Für mich ist dieser persönliche empirische Befund letztlich kontraintuitiv und verunsichernd, und ich frage mich, ob wir hier schlicht ein weiteres krasses Dating-Gender-Gap haben und es tatsächlich vielen Männern so ergeht, oder ob generell so wenige Menschen diese Positiv-Signale *aktiv zulassen*, dass sie deshalb in der Praxis kaum zur erfolgreichen Partnerfindung beitragen – es wäre doch psychologisch schließlich plausibel, dass *beide* Beteiligten diese Signale wahrnehmen müssen, um die Chance auf eine erfüllende Beziehung damit zu erhöhen.
Es handelt sich hier nicht um eine quantitative Studie, sondern eine qualitativ, verstehende Analyse, die uns einen tieferen Einblick in das Erleben von Partnersuchenden – in diesem Fall zehn Frauen – vermitteln soll. Oftmals helfen uns solche Auswertungen in Real-World-Szenarien mehr weiter als quantitative Studien, die zwar Kausalschlüsse ermöglichen, aber im Bereich des Datings leider nicht selten trivial sind. Die Interpretation solcher qualitativen Studien ist verstehend, aber auch auf der Basis vorliegender psychologischer Theorien etc. Letztlich ist das Kriterium, ob es einzelnen weiterhilft.
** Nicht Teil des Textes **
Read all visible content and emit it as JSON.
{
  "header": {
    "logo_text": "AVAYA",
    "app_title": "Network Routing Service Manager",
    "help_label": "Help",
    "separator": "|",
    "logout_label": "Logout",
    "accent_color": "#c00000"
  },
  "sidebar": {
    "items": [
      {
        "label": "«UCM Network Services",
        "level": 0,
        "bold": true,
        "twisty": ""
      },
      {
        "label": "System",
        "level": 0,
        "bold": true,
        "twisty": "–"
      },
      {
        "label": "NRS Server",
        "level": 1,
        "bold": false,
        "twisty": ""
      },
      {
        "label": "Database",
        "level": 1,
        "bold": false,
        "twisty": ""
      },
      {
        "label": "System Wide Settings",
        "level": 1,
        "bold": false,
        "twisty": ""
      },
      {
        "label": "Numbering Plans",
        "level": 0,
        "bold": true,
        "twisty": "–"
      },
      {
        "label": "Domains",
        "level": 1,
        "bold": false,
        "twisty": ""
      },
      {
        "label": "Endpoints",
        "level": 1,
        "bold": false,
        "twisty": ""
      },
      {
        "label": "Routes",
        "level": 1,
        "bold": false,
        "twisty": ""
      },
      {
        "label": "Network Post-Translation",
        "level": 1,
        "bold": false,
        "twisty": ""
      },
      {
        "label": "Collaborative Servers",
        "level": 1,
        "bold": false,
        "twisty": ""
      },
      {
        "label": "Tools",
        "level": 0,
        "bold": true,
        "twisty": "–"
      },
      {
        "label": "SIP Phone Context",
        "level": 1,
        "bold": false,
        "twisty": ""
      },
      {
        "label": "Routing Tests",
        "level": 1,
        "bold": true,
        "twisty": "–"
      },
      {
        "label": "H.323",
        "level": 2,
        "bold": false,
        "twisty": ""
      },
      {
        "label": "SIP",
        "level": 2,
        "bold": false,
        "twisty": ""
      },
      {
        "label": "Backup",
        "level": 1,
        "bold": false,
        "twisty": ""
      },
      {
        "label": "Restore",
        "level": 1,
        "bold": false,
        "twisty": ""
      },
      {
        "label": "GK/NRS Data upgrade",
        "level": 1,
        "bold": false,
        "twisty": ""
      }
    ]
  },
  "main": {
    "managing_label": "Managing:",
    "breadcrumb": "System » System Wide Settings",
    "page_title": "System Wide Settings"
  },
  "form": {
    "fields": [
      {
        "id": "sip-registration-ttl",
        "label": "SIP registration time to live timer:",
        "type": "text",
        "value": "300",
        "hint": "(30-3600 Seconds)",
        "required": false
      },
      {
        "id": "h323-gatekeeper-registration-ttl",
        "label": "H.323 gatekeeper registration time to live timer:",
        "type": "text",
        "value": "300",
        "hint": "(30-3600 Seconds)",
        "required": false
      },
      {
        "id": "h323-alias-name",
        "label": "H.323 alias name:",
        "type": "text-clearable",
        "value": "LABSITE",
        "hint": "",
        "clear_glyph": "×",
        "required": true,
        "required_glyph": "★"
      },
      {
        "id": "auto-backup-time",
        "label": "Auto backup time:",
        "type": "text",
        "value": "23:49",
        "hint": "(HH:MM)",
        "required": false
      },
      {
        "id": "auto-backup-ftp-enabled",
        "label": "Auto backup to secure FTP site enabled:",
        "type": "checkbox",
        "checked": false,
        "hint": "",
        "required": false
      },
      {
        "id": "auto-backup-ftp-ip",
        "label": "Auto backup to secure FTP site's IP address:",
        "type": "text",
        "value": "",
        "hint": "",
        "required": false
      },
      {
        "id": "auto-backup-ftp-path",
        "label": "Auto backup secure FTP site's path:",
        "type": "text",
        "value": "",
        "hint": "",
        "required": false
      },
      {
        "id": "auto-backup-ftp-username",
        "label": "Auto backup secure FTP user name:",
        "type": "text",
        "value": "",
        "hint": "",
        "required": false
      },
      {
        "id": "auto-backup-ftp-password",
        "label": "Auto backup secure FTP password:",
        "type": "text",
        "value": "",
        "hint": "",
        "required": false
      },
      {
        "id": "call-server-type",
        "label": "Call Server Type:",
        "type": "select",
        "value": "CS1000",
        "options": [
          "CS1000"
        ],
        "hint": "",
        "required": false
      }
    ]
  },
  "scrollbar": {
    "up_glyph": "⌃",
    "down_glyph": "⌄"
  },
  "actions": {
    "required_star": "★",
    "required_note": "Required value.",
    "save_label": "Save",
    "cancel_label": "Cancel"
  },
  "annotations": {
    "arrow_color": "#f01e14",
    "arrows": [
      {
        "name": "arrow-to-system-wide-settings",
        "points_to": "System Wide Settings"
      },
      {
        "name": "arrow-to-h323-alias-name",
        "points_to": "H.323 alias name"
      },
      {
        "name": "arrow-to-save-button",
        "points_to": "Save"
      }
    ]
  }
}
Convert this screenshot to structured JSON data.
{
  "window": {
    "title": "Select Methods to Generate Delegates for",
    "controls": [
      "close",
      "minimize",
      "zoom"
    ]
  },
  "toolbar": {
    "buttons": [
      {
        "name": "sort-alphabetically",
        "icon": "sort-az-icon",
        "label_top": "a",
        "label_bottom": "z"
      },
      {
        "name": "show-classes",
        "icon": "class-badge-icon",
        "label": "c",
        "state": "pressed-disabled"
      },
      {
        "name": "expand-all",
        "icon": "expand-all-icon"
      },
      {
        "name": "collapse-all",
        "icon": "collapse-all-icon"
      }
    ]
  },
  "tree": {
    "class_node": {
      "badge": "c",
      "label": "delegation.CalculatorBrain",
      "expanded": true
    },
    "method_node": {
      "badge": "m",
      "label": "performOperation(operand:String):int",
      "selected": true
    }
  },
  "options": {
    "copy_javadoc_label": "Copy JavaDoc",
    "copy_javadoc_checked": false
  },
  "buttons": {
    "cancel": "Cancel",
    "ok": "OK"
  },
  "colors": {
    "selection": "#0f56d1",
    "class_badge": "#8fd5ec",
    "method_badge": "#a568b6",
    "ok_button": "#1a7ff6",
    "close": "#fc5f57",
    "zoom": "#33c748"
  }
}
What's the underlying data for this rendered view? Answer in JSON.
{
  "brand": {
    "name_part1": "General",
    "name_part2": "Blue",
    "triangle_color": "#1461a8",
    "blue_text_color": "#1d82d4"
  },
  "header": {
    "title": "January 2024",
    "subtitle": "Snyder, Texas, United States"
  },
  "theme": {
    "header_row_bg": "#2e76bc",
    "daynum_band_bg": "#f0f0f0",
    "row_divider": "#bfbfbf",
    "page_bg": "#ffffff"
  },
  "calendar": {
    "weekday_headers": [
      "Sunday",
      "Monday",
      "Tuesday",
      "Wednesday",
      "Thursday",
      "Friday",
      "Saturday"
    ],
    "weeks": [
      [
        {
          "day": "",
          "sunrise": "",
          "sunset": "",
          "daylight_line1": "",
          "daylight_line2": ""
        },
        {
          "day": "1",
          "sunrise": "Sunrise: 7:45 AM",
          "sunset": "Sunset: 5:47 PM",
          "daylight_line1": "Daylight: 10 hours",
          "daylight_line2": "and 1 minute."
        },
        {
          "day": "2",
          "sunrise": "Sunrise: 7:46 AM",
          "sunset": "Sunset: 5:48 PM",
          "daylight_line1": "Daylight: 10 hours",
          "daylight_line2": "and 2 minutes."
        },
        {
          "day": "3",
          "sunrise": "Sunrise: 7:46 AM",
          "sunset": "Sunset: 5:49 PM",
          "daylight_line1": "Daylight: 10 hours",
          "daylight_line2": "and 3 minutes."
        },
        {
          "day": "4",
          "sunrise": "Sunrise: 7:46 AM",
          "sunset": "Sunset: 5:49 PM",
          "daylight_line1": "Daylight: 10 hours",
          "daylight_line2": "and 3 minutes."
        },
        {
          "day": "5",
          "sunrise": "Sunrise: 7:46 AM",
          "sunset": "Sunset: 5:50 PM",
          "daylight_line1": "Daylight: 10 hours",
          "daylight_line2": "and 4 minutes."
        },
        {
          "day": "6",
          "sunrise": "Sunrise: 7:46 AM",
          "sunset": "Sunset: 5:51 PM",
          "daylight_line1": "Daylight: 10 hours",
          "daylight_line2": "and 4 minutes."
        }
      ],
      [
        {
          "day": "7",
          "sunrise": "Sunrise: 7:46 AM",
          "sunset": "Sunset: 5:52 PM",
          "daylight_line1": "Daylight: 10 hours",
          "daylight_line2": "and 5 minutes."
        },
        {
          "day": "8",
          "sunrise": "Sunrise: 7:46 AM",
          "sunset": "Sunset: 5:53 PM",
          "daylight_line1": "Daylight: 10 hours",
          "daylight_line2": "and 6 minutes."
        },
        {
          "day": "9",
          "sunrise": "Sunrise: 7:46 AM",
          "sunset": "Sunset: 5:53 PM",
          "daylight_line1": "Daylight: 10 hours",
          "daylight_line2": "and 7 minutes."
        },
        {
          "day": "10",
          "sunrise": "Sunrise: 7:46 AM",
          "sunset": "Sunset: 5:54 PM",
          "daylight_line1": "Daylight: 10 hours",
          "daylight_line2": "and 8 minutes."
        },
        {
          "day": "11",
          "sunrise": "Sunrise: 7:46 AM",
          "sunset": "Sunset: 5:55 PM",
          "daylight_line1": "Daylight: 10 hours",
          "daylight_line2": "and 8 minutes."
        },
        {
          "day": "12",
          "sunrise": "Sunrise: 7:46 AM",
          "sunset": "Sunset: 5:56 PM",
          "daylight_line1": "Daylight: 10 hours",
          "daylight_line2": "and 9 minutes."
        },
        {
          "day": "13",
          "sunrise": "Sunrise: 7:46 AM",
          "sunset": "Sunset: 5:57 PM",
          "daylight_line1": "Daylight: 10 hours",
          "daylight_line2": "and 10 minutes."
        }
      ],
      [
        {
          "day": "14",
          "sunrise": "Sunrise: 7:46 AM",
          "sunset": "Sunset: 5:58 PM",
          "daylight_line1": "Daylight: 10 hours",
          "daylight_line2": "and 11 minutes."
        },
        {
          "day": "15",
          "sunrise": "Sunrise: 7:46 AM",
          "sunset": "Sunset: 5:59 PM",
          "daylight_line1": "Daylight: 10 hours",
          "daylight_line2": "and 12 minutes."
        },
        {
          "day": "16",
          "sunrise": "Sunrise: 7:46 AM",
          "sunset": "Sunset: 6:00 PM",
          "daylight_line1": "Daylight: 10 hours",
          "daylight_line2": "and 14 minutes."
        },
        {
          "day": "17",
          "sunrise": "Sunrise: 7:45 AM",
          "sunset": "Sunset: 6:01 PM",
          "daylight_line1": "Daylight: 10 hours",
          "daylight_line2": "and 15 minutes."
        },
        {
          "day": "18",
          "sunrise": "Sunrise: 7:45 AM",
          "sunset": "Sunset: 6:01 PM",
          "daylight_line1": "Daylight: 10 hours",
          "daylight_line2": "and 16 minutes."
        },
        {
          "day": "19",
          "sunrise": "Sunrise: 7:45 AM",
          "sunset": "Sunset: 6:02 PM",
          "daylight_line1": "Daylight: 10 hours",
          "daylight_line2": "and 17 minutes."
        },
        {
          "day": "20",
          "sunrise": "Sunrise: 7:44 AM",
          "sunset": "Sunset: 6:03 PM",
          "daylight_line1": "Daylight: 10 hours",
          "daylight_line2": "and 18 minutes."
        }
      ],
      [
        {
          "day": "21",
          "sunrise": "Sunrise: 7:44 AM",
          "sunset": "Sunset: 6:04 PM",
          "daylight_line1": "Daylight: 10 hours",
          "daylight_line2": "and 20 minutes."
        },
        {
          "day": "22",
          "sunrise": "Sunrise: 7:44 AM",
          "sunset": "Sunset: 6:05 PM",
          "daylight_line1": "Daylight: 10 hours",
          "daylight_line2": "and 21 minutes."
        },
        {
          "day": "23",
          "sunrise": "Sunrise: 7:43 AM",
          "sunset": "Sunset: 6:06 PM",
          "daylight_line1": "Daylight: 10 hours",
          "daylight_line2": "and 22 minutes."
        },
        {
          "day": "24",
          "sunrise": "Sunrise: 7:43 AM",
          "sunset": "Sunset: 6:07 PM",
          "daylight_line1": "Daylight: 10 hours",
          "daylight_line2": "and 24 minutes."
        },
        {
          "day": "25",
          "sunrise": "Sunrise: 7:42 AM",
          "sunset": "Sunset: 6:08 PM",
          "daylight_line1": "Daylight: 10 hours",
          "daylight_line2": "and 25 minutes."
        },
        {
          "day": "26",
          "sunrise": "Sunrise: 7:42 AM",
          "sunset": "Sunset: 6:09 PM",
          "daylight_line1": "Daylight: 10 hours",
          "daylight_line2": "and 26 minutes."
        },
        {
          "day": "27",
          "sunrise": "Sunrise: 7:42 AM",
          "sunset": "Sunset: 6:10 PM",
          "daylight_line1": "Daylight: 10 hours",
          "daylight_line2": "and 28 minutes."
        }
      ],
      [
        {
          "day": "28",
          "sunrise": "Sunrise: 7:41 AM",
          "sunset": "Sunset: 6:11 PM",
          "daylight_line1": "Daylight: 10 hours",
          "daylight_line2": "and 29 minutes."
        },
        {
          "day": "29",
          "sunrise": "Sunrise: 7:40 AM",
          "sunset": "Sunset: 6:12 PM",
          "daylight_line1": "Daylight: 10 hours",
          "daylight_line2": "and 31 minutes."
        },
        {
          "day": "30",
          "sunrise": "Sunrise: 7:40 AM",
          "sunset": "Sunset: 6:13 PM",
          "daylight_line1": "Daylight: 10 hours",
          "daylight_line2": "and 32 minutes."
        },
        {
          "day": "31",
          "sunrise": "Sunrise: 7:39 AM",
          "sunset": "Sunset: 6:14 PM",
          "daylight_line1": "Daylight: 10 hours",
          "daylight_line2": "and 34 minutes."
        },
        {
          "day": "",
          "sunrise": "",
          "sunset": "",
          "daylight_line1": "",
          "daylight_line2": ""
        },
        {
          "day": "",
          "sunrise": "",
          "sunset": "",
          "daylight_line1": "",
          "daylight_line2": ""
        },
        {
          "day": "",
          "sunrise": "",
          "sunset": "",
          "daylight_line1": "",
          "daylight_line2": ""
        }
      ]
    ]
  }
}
Du hast recht, dass letztlich für eine Beziehung Wechselseitigkeit notwendig ist, wobei es aber nicht immer die gleichen Signale sein müssen. Zudem kann es vorkommen, dass eine Person sich angezogen fühlt und die andere nicht. Das ist nicht selten der Fall. Ablehnungs-Sensibilität wirkt sich negativ aus. Hier ist es wichtig, eine gewisse Ablehnungs-Toleranz zu entwickeln, auch damit diese nicht die eigene Motivation senkt oder durch eigene Reaktionen zu einer selbsterfüllenden Prophezeiung wird.
Wir erleben in unseren Umfragen und Rückfragen übrigens kein krasses Gender-Gap, eher dass manche Mitglieder so ein Gap vermuten, obwohl alle Geschlechter/Gender tatsächlich Ähnliches berichten.